Friday, February 14, 2014

Das Schweigen des Besserwissers

Mit seiner nach eigener Wertung “pro-israelischen” Rede im israelischen Parlament hat Martin Schulz als deutscher Sozialdemokrat und Präsident des Europäischen Parlaments versucht, den Eindruck zu erwecken, er habe ein Interesse an den Lebensumständen von “Palästinensern”.
“Die Palästinenser”, formulierte Martin Schulz, “haben genauso wie Israelis ein Recht auf Selbstbestimmung und Gerechtigkeit.” Das stimmt zweifellos. Und es stimmte sogar, hätte der Redner erklärt, “die Palästinenser haben ein Recht auf Selbstbestimmung und Gerechtigkeit”.
Und das hängt sicherlich nicht ausschließlich davon ab, ob einem “Palästinenser” 70 oder 100 Liter Wasser pro Tag zur Verfügung stehen. Martin Schulz freilich, Präsident eines Parlaments mit nur ungefähr 5.000 Mitarbeitern, konnte “die genauen Zahlen nicht nachschlage[n]“ und nannte falsche.
Selbstbestimmung zeigt sich gewiß auch darin, ob eine Bevölkerung sich ihre Repräsentanten wählen oder diese wieder abwählen kann. “Palästinenserpräsident” Abu Mazen hat vor wenigen Tagen das neunte von vier Amtsjahren beendet und “regiert” nun schon im zehnten.
Wie steht es aber um die Gerechtigkeit zu Beginn dieses neuen Amtsjahrs, soweit Abu Mazen sie zu verantworten hat? Die “palästinensische” Independent Commission for Human Rights (ICHR) hat in dieser Woche ihren Bericht für Januar vorgelegt, in dem es auszugsweise heißt:
“Cases of torture and ill treatment during detention continued. Furthermore, it increased in the centers of the Preventive Security Agency in the West Bank. [..]

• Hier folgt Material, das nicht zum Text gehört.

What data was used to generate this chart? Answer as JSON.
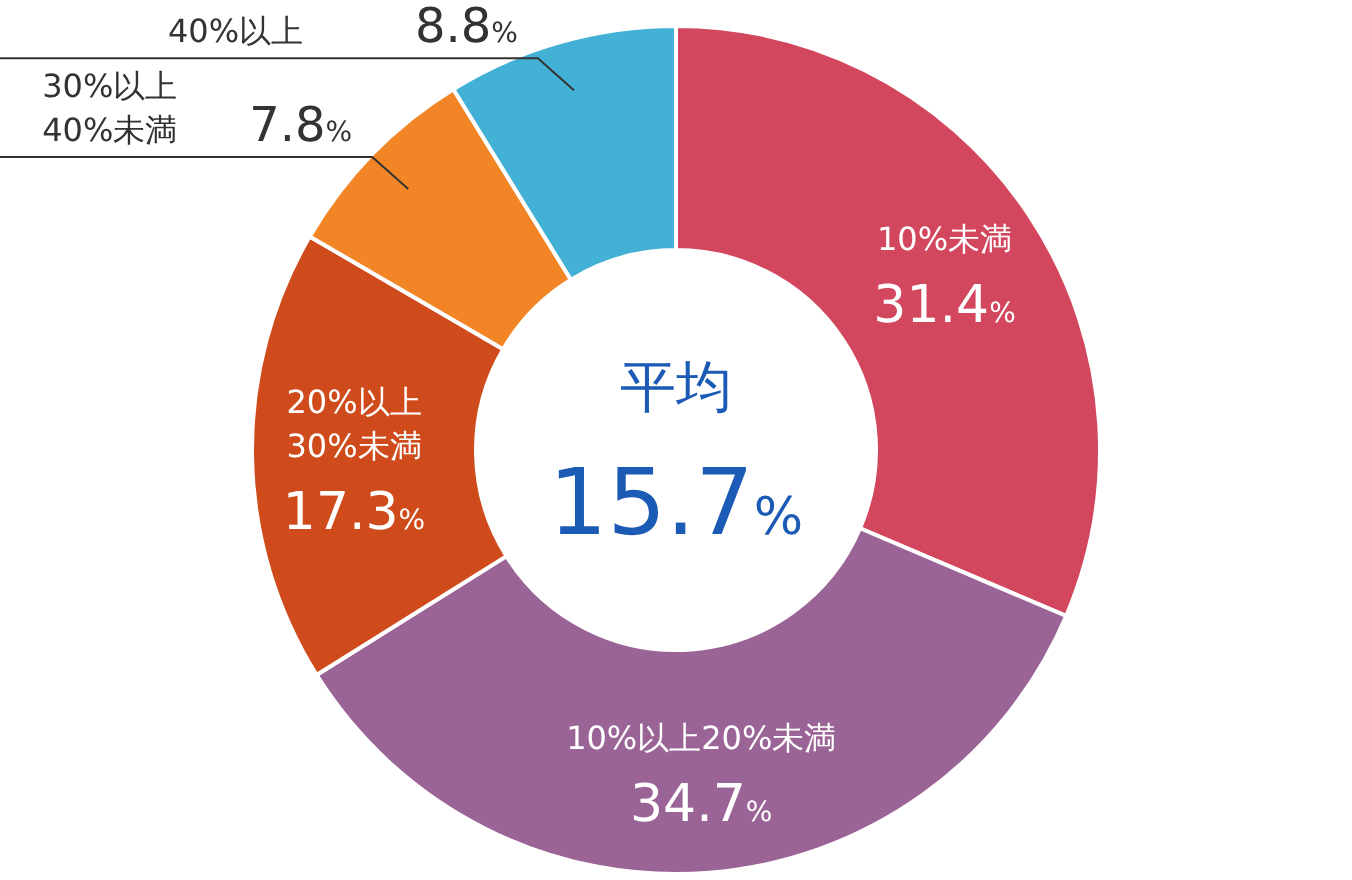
{
  "chart_data": {
    "type": "donut",
    "title": "平均",
    "annotations": [
      "15.7%"
    ],
    "categories": [
      "10%未満",
      "10%以上20%未満",
      "20%以上\n30%未満",
      "30%以上\n40%未満",
      "40%以上"
    ],
    "values": [
      31.4,
      34.7,
      17.3,
      7.8,
      8.8
    ],
    "colors": [
      "#d3475e",
      "#9b6496",
      "#cf4b1b",
      "#f28627",
      "#43b0d5"
    ],
    "value_labels": [
      "31.4%",
      "34.7%",
      "17.3%",
      "7.8%",
      "8.8%"
    ]
  }
}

ICHR received complaints of violations of the right to appropriate legal procedures during detention in breach of guarantees to a fair trial, which are enshrined in the basic law.

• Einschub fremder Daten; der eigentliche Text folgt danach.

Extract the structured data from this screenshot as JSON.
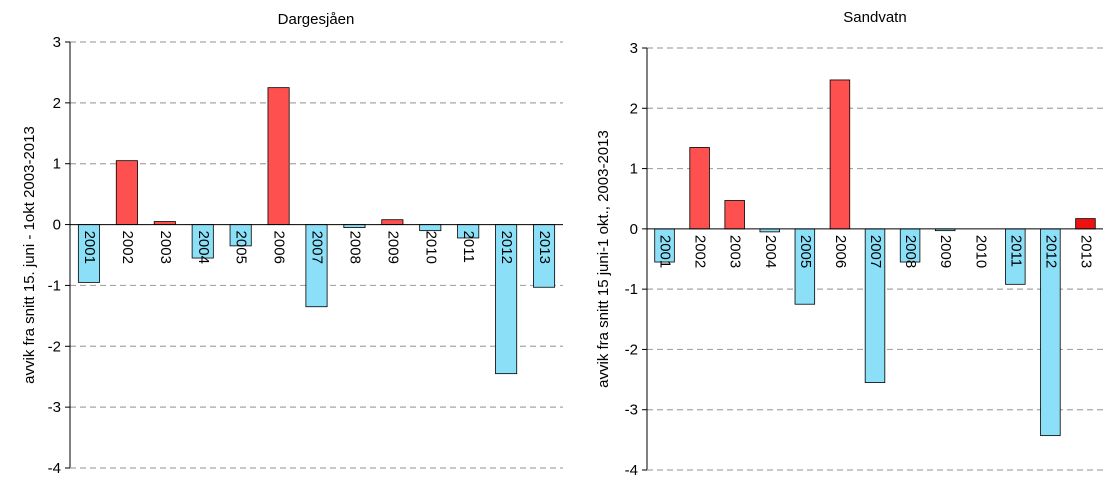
{
  "colors": {
    "positive": "#ff5050",
    "negative": "#8be0f8",
    "positive_2013_right": "#ee1111"
  },
  "chart_data": [
    {
      "type": "bar",
      "title": "Dargesjåen",
      "ylabel": "avvik fra snitt 15. juni - 1okt  2003-2013",
      "xlabel": "",
      "ylim": [
        -4,
        3
      ],
      "yticks": [
        -4,
        -3,
        -2,
        -1,
        0,
        1,
        2,
        3
      ],
      "grid": true,
      "categories": [
        "2001",
        "2002",
        "2003",
        "2004",
        "2005",
        "2006",
        "2007",
        "2008",
        "2009",
        "2010",
        "2011",
        "2012",
        "2013"
      ],
      "values": [
        -0.95,
        1.05,
        0.05,
        -0.55,
        -0.35,
        2.25,
        -1.35,
        -0.05,
        0.08,
        -0.1,
        -0.22,
        -2.45,
        -1.03
      ]
    },
    {
      "type": "bar",
      "title": "Sandvatn",
      "ylabel": "avvik fra snitt 15 juni-1 okt., 2003-2013",
      "xlabel": "",
      "ylim": [
        -4,
        3
      ],
      "yticks": [
        -4,
        -3,
        -2,
        -1,
        0,
        1,
        2,
        3
      ],
      "grid": true,
      "categories": [
        "2001",
        "2002",
        "2003",
        "2004",
        "2005",
        "2006",
        "2007",
        "2008",
        "2009",
        "2010",
        "2011",
        "2012",
        "2013"
      ],
      "values": [
        -0.55,
        1.35,
        0.47,
        -0.05,
        -1.25,
        2.47,
        -2.55,
        -0.55,
        -0.03,
        0.0,
        -0.92,
        -3.43,
        0.17
      ]
    }
  ]
}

ICHR received complaints concerning expropriation of citizens’ property by security agencies in the West Bank without judicial order.
ICHR received a number of complaints of violations concerning the right to freedom of expression, press, peaceful assembly and academic freedoms.”
Nicht jedoch fortgesetzte Folter in Gefängnissen der “Regierung” in Ramallah, systematisches Fehlverhalten ihrer “Sicherheitskräfte” oder nicht seltene Einschränkungen bürgerlicher Freiheiten, bewegten Martin Schulz. Er meinte, ungeprüften Zahlen nennen und Abu Mazen loben zu müssen:
“In den vergangenen Jahren haben Mahmud Abbas und Salam Fayyad auf der Grundlage der beeindruckenden ‘No-violence’-Politik moderne Institutionen aufgebaut sowie für Ordnung und Sicherheit gesorgt.”
Salam Fayyad trat übrigens im Frühjahr 2013 als “Ministerpräsident” zurück und erklärte seine Entscheidung später so: “It is incredible that the fate of the Palestinian people has been in the hands of leaders so entirely casual, so guided by spur-of-the-moment decisions, without seriousness.”
Martin Schulz sind Selbstbestimmung und Gerechtigkeit für “Palästinenser” tatsächlich gleichgültig.